Era aquel un pequeño y coqueto negocio situado en un discreto rincón de esta ciudad. Se ubicaba en el entresuelo de un edificio y poseía el encanto de un hogar que se cuida con mimo y sin estridencia alguna en el detalle. Parecía tal vez el salón principal  de una vivienda, aunque nunca llegué a saber si lo era. En el centro tres mostradores de madera clara exponían bajo el cristal las piezas más codiciadas de la colección de cada temporada. Las paredes, llenas de estantes, ofrecían a la vista cientos de piezas: maravillosos encajes, cintas de raso y de seda de suaves colores, exquisitas tiras bordadas, remates de ganchillo, trabajos de frivorité, piquillos y variadas muestras de entredós se apilaban por doquier. En un pequeño espacio se mostraban tejidos de indudable calidad destinados a la confección de prendas infantiles, hermosos cortes de plumeti y batista de algodón, piqué de delicados tonos, popelines y suaves gasas completaban una oferta que jamás me dejaba indiferente. Había en todo aquello una esencia sutil y algo en sí tan delicado, que no podía evitar que mi mirada girara en todas las direcciones. Nunca han dejado de fascinarme estos sitios, desde aquella tierna edad en la que me deje seducir por la riqueza de los tejidos y el refinamiento de toda labor bien hecha. En cada visita salía de aquel lugar ensimismada e imaginando lo hermoso que sería el nuevo vestido.
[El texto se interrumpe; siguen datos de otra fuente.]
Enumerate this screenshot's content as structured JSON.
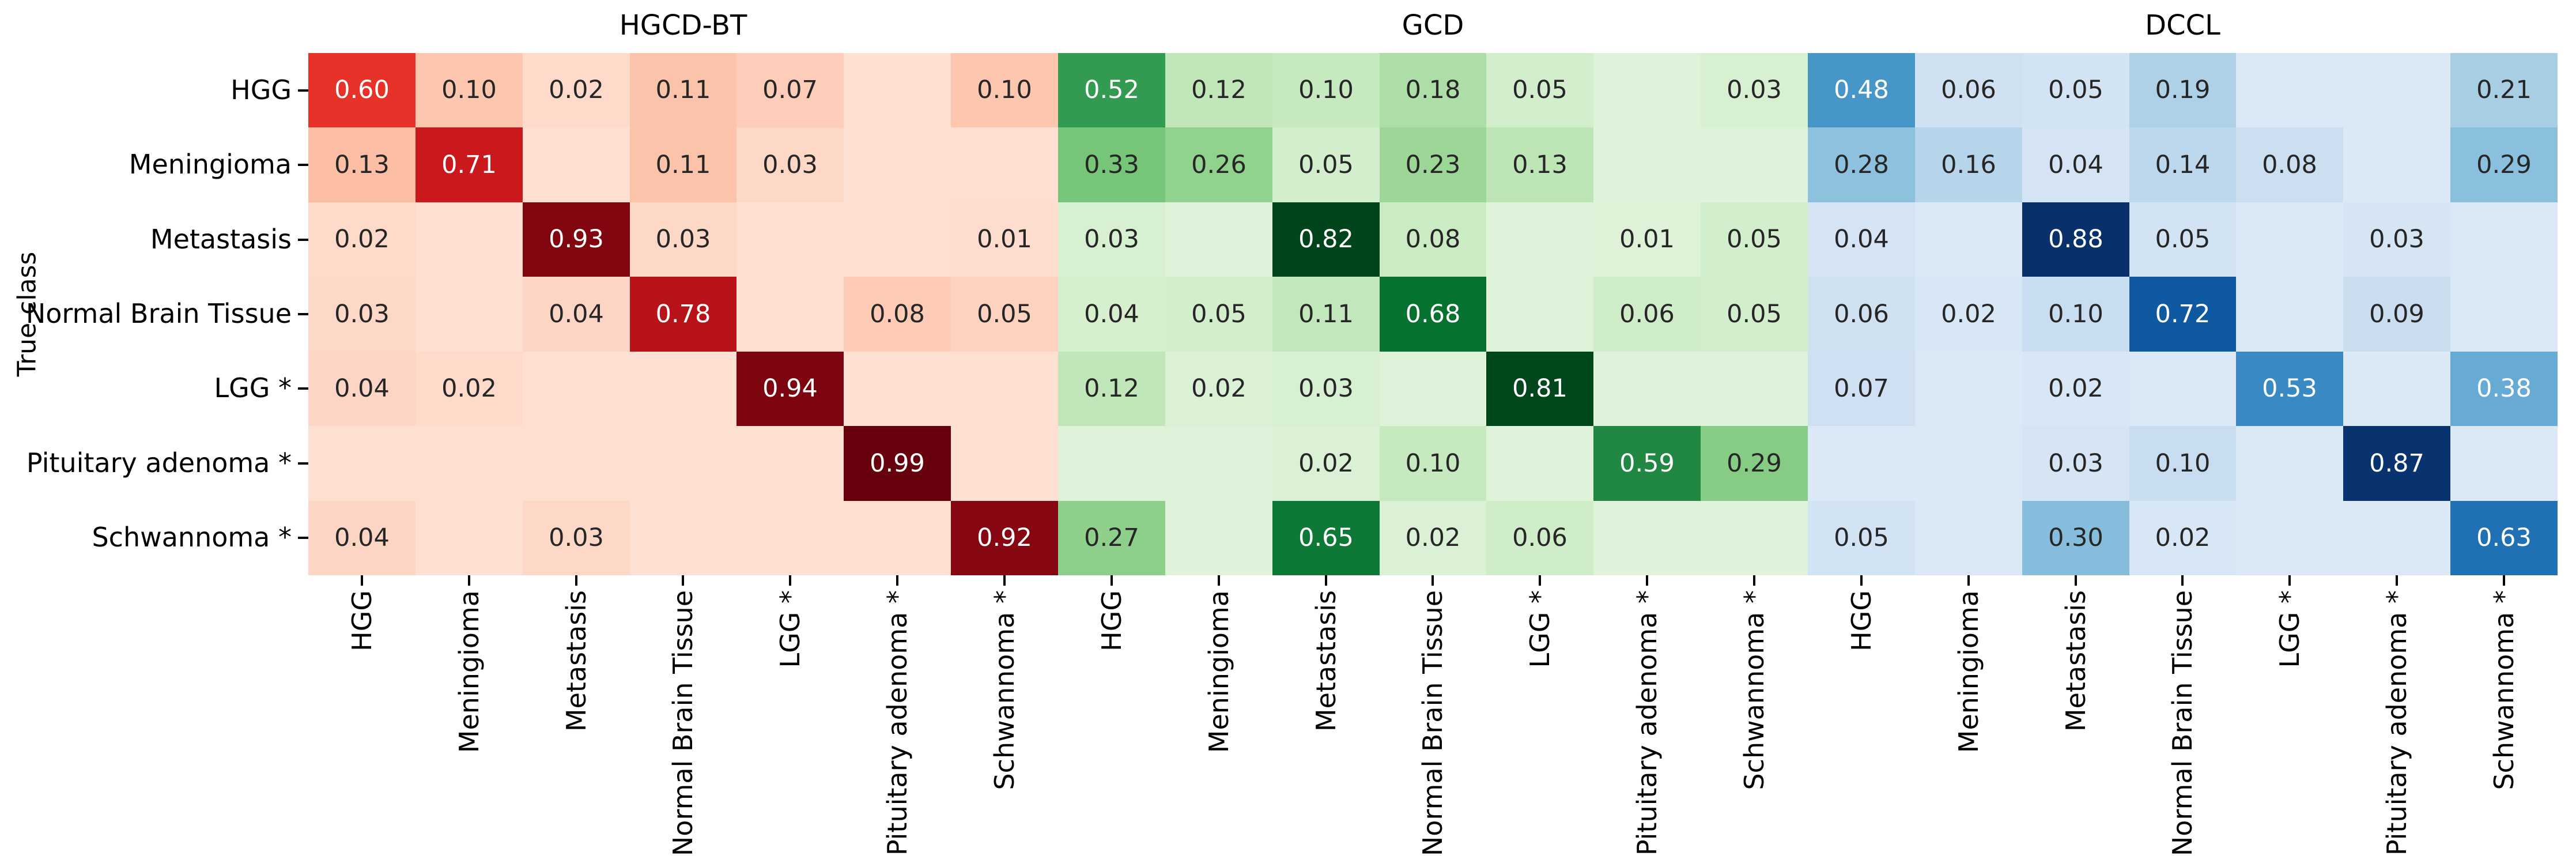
{
  "figure": {
    "ylabel": "True class",
    "background_color": "#ffffff",
    "text_color": "#000000",
    "annotation_dark_color": "#262626",
    "annotation_light_color": "#ffffff"
  },
  "chart_data": [
    {
      "type": "heatmap",
      "title": "HGCD-BT",
      "colormap": "Reds",
      "value_format": ".2f",
      "x_categories": [
        "HGG",
        "Meningioma",
        "Metastasis",
        "Normal Brain Tissue",
        "LGG *",
        "Pituitary adenoma *",
        "Schwannoma *"
      ],
      "y_categories": [
        "HGG",
        "Meningioma",
        "Metastasis",
        "Normal Brain Tissue",
        "LGG *",
        "Pituitary adenoma *",
        "Schwannoma *"
      ],
      "values": [
        [
          0.6,
          0.1,
          0.02,
          0.11,
          0.07,
          null,
          0.1
        ],
        [
          0.13,
          0.71,
          null,
          0.11,
          0.03,
          null,
          null
        ],
        [
          0.02,
          null,
          0.93,
          0.03,
          null,
          null,
          0.01
        ],
        [
          0.03,
          null,
          0.04,
          0.78,
          null,
          0.08,
          0.05
        ],
        [
          0.04,
          0.02,
          null,
          null,
          0.94,
          null,
          null
        ],
        [
          null,
          null,
          null,
          null,
          null,
          0.99,
          null
        ],
        [
          0.04,
          null,
          0.03,
          null,
          null,
          null,
          0.92
        ]
      ]
    },
    {
      "type": "heatmap",
      "title": "GCD",
      "colormap": "Greens",
      "value_format": ".2f",
      "x_categories": [
        "HGG",
        "Meningioma",
        "Metastasis",
        "Normal Brain Tissue",
        "LGG *",
        "Pituitary adenoma *",
        "Schwannoma *"
      ],
      "y_categories": [
        "HGG",
        "Meningioma",
        "Metastasis",
        "Normal Brain Tissue",
        "LGG *",
        "Pituitary adenoma *",
        "Schwannoma *"
      ],
      "values": [
        [
          0.52,
          0.12,
          0.1,
          0.18,
          0.05,
          null,
          0.03
        ],
        [
          0.33,
          0.26,
          0.05,
          0.23,
          0.13,
          null,
          null
        ],
        [
          0.03,
          null,
          0.82,
          0.08,
          null,
          0.01,
          0.05
        ],
        [
          0.04,
          0.05,
          0.11,
          0.68,
          null,
          0.06,
          0.05
        ],
        [
          0.12,
          0.02,
          0.03,
          null,
          0.81,
          null,
          null
        ],
        [
          null,
          null,
          0.02,
          0.1,
          null,
          0.59,
          0.29
        ],
        [
          0.27,
          null,
          0.65,
          0.02,
          0.06,
          null,
          null
        ]
      ]
    },
    {
      "type": "heatmap",
      "title": "DCCL",
      "colormap": "Blues",
      "value_format": ".2f",
      "x_categories": [
        "HGG",
        "Meningioma",
        "Metastasis",
        "Normal Brain Tissue",
        "LGG *",
        "Pituitary adenoma *",
        "Schwannoma *"
      ],
      "y_categories": [
        "HGG",
        "Meningioma",
        "Metastasis",
        "Normal Brain Tissue",
        "LGG *",
        "Pituitary adenoma *",
        "Schwannoma *"
      ],
      "values": [
        [
          0.48,
          0.06,
          0.05,
          0.19,
          null,
          null,
          0.21
        ],
        [
          0.28,
          0.16,
          0.04,
          0.14,
          0.08,
          null,
          0.29
        ],
        [
          0.04,
          null,
          0.88,
          0.05,
          null,
          0.03,
          null
        ],
        [
          0.06,
          0.02,
          0.1,
          0.72,
          null,
          0.09,
          null
        ],
        [
          0.07,
          null,
          0.02,
          null,
          0.53,
          null,
          0.38
        ],
        [
          null,
          null,
          0.03,
          0.1,
          null,
          0.87,
          null
        ],
        [
          0.05,
          null,
          0.3,
          0.02,
          null,
          null,
          0.63
        ]
      ]
    }
  ],
  "colormaps": {
    "Reds": [
      "#fff5f0",
      "#fee0d2",
      "#fcbba1",
      "#fc9272",
      "#fb6a4a",
      "#ef3b2c",
      "#cb181d",
      "#a50f15",
      "#67000d"
    ],
    "Greens": [
      "#f7fcf5",
      "#e5f5e0",
      "#c7e9c0",
      "#a1d99b",
      "#74c476",
      "#41ab5d",
      "#238b45",
      "#006d2c",
      "#00441b"
    ],
    "Blues": [
      "#f7fbff",
      "#deebf7",
      "#c6dbef",
      "#9ecae1",
      "#6baed6",
      "#4292c6",
      "#2171b5",
      "#08519c",
      "#08306b"
    ]
  },
  "color_scale": {
    "vmin": -0.143,
    "vmax": "per_panel_max"
  }
}
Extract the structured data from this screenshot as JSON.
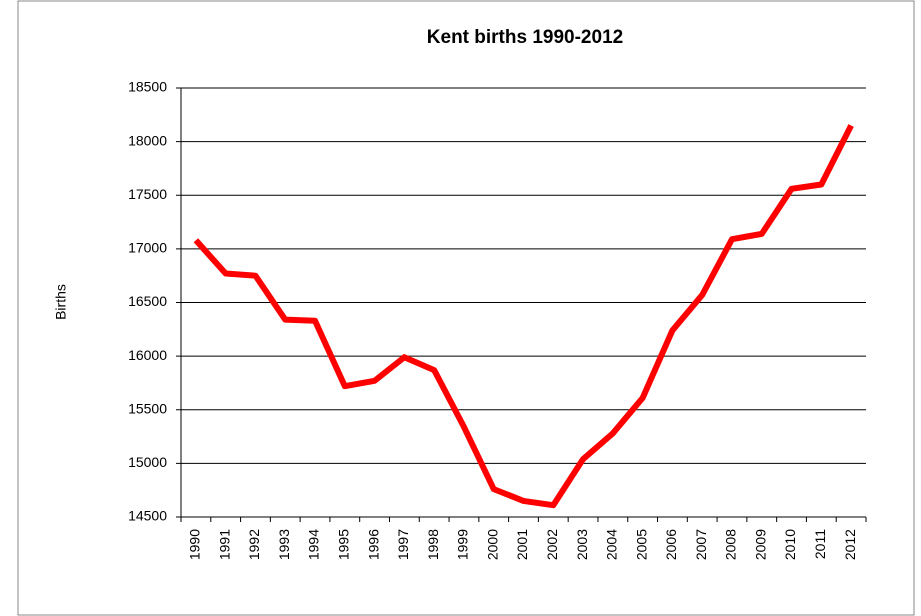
{
  "chart_data": {
    "type": "line",
    "title": "Kent births 1990-2012",
    "y_label": "Births",
    "categories": [
      "1990",
      "1991",
      "1992",
      "1993",
      "1994",
      "1995",
      "1996",
      "1997",
      "1998",
      "1999",
      "2000",
      "2001",
      "2002",
      "2003",
      "2004",
      "2005",
      "2006",
      "2007",
      "2008",
      "2009",
      "2010",
      "2011",
      "2012"
    ],
    "series": [
      {
        "name": "Births",
        "color": "#ff0000",
        "values": [
          17080,
          16770,
          16750,
          16340,
          16330,
          15720,
          15770,
          15990,
          15870,
          15340,
          14760,
          14650,
          14610,
          15040,
          15280,
          15610,
          16240,
          16570,
          17090,
          17140,
          17560,
          17600,
          18150
        ]
      }
    ],
    "ylim": [
      14500,
      18500
    ],
    "yticks": [
      14500,
      15000,
      15500,
      16000,
      16500,
      17000,
      17500,
      18000,
      18500
    ],
    "grid": true
  }
}
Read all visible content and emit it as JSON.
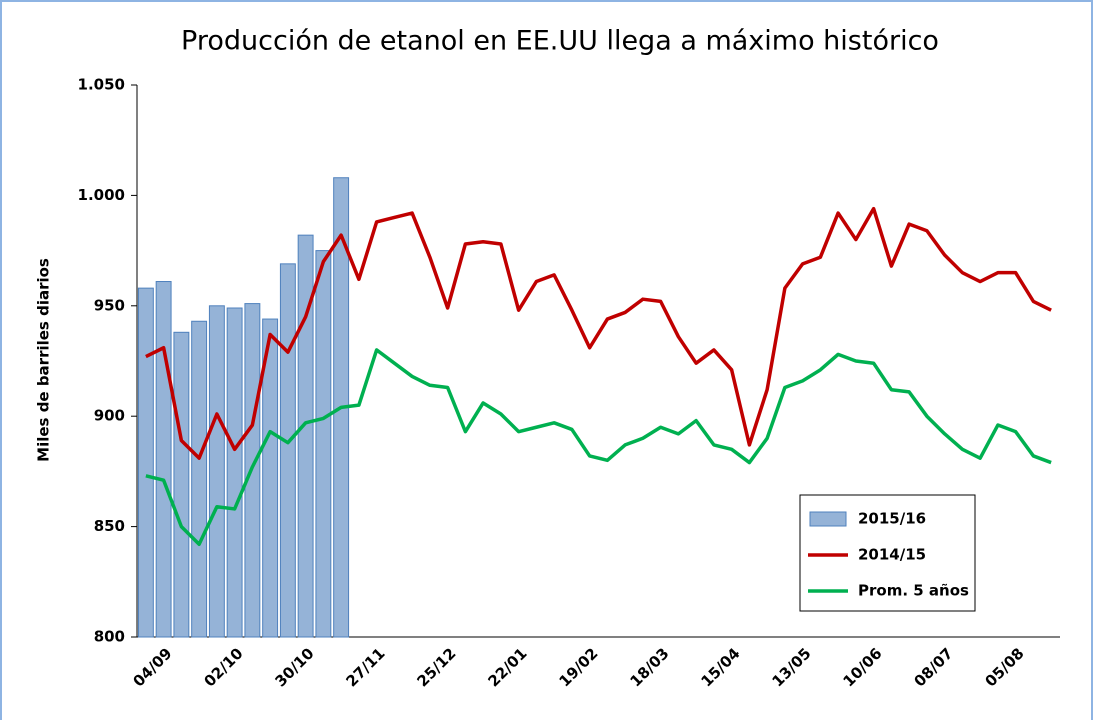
{
  "chart_data": {
    "type": "combo",
    "title": "Producción de etanol en EE.UU llega a máximo histórico",
    "y_label": "Miles de barriles diarios",
    "categories": [
      null,
      "04/09",
      null,
      null,
      null,
      "02/10",
      null,
      null,
      null,
      "30/10",
      null,
      null,
      null,
      "27/11",
      null,
      null,
      null,
      "25/12",
      null,
      null,
      null,
      "22/01",
      null,
      null,
      null,
      "19/02",
      null,
      null,
      null,
      "18/03",
      null,
      null,
      null,
      "15/04",
      null,
      null,
      null,
      "13/05",
      null,
      null,
      null,
      "10/06",
      null,
      null,
      null,
      "08/07",
      null,
      null,
      null,
      "05/08",
      null,
      null
    ],
    "series": [
      {
        "name": "2015/16",
        "type": "bar",
        "color": "#95b3d7",
        "values": [
          958,
          961,
          938,
          943,
          950,
          949,
          951,
          944,
          969,
          982,
          975,
          1008,
          null,
          null,
          null,
          null,
          null,
          null,
          null,
          null,
          null,
          null,
          null,
          null,
          null,
          null,
          null,
          null,
          null,
          null,
          null,
          null,
          null,
          null,
          null,
          null,
          null,
          null,
          null,
          null,
          null,
          null,
          null,
          null,
          null,
          null,
          null,
          null,
          null,
          null,
          null,
          null
        ]
      },
      {
        "name": "2014/15",
        "type": "line",
        "color": "#c00000",
        "values": [
          927,
          931,
          889,
          881,
          901,
          885,
          896,
          937,
          929,
          945,
          970,
          982,
          962,
          988,
          990,
          992,
          972,
          949,
          978,
          979,
          978,
          948,
          961,
          964,
          948,
          931,
          944,
          947,
          953,
          952,
          936,
          924,
          930,
          921,
          887,
          912,
          958,
          969,
          972,
          992,
          980,
          994,
          968,
          987,
          984,
          973,
          965,
          961,
          965,
          965,
          952,
          948
        ]
      },
      {
        "name": "Prom. 5 años",
        "type": "line",
        "color": "#00b050",
        "values": [
          873,
          871,
          850,
          842,
          859,
          858,
          877,
          893,
          888,
          897,
          899,
          904,
          905,
          930,
          924,
          918,
          914,
          913,
          893,
          906,
          901,
          893,
          895,
          897,
          894,
          882,
          880,
          887,
          890,
          895,
          892,
          898,
          887,
          885,
          879,
          890,
          913,
          916,
          921,
          928,
          925,
          924,
          912,
          911,
          900,
          892,
          885,
          881,
          896,
          893,
          882,
          879
        ]
      }
    ],
    "ylim": [
      800,
      1050
    ],
    "yticks": [
      {
        "value": 800,
        "label": "800"
      },
      {
        "value": 850,
        "label": "850"
      },
      {
        "value": 900,
        "label": "900"
      },
      {
        "value": 950,
        "label": "950"
      },
      {
        "value": 1000,
        "label": "1.000"
      },
      {
        "value": 1050,
        "label": "1.050"
      }
    ],
    "grid": false,
    "legend": "lower right"
  }
}
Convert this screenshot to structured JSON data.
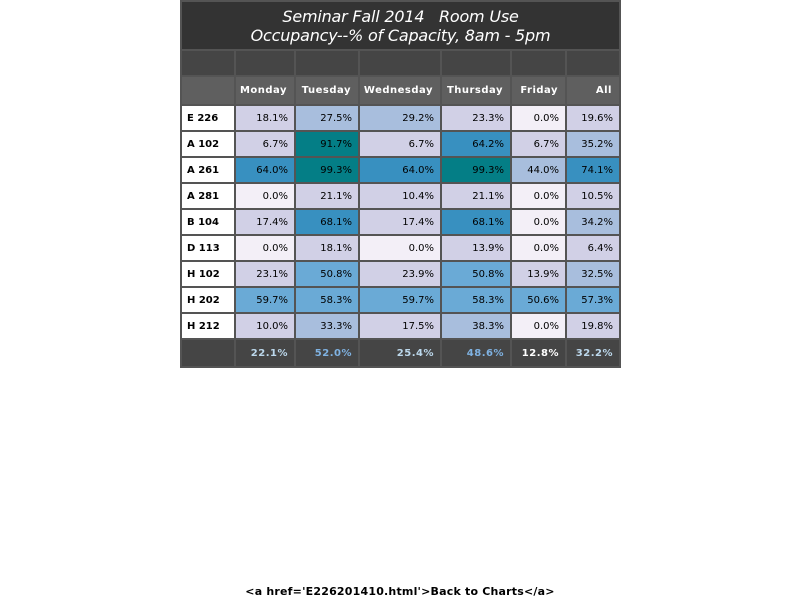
{
  "report": {
    "title_line1": "Seminar Fall 2014   Room Use",
    "title_line2": "Occupancy--% of Capacity, 8am - 5pm"
  },
  "table": {
    "columns": [
      "Monday",
      "Tuesday",
      "Wednesday",
      "Thursday",
      "Friday",
      "All"
    ],
    "rows": [
      {
        "room": "E 226",
        "values": [
          "18.1%",
          "27.5%",
          "29.2%",
          "23.3%",
          "0.0%",
          "19.6%"
        ]
      },
      {
        "room": "A 102",
        "values": [
          "6.7%",
          "91.7%",
          "6.7%",
          "64.2%",
          "6.7%",
          "35.2%"
        ]
      },
      {
        "room": "A 261",
        "values": [
          "64.0%",
          "99.3%",
          "64.0%",
          "99.3%",
          "44.0%",
          "74.1%"
        ]
      },
      {
        "room": "A 281",
        "values": [
          "0.0%",
          "21.1%",
          "10.4%",
          "21.1%",
          "0.0%",
          "10.5%"
        ]
      },
      {
        "room": "B 104",
        "values": [
          "17.4%",
          "68.1%",
          "17.4%",
          "68.1%",
          "0.0%",
          "34.2%"
        ]
      },
      {
        "room": "D 113",
        "values": [
          "0.0%",
          "18.1%",
          "0.0%",
          "13.9%",
          "0.0%",
          "6.4%"
        ]
      },
      {
        "room": "H 102",
        "values": [
          "23.1%",
          "50.8%",
          "23.9%",
          "50.8%",
          "13.9%",
          "32.5%"
        ]
      },
      {
        "room": "H 202",
        "values": [
          "59.7%",
          "58.3%",
          "59.7%",
          "58.3%",
          "50.6%",
          "57.3%"
        ]
      },
      {
        "room": "H 212",
        "values": [
          "10.0%",
          "33.3%",
          "17.5%",
          "38.3%",
          "0.0%",
          "19.8%"
        ]
      }
    ],
    "totals": [
      "22.1%",
      "52.0%",
      "25.4%",
      "48.6%",
      "12.8%",
      "32.2%"
    ]
  },
  "footer": {
    "link_text": "<a href='E226201410.html'>Back to Charts</a>"
  },
  "colors": {
    "title_bg": "#333333",
    "header_bg": "#5f5f5f",
    "band_0": "#f3eff7",
    "band_1": "#d1d0e6",
    "band_2": "#a8bedd",
    "band_3": "#6aaad6",
    "band_4": "#3890c0",
    "band_5": "#047e86",
    "total_text_lo": "#ffffff",
    "total_text_mid": "#bcd8ec",
    "total_text_hi": "#7fb2e2"
  }
}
El resto daba comienzo con esa tela, que doblada en dos sobre la mesa, esperaba la mano que trazara con cuidado los patrones y encajara una tras otra las piezas. Una mano decidida que no temblara a la hora de cortar con precisión bordeando las siluetas marcadas con tiza de costurera y mi mamá era muy buena en eso. Era habilidosa e intrépida en el corte. Jamás la vi titubear. Había aprendido con una buena maestra y sus dedos fueron siempre diligentes en las tareas que requerían empeño y minuciosidad. La verdad es que yo adoraba los vestidos que ella nos hacía, tan bonitos -estoy segura- como ese que durante mucho rato había rondado en esa tarde su cabeza y su voluntad.

Hay algo en ese retorno al pasado que nos conecta con lo más íntimo de quienes somos. Recuerdos que como breves ráfagas de aliento parecen asaltarnos a todos y sobre todo a quien, como le ocurre a mi madre, ha perdido todo contacto con la realidad que le rodea hasta olvidar su propia historia. Debe de existir algo en esos breves chispazos de conexión, en el momento fugitivo que permite el reconocimiento de lo verdaderamente nuestro que nos reconcilia, y quiero creer que también a ella la reconcilia con la vida y la hace ser feliz. Yo la sentí feliz en aquellas horas. Por un buen rato y en medio de la más absoluta zozobra que imagino supone la ausencia de memoria, encontró un punto de unión con su propio existir.

Por mi mamá y por todas las madres del mundo.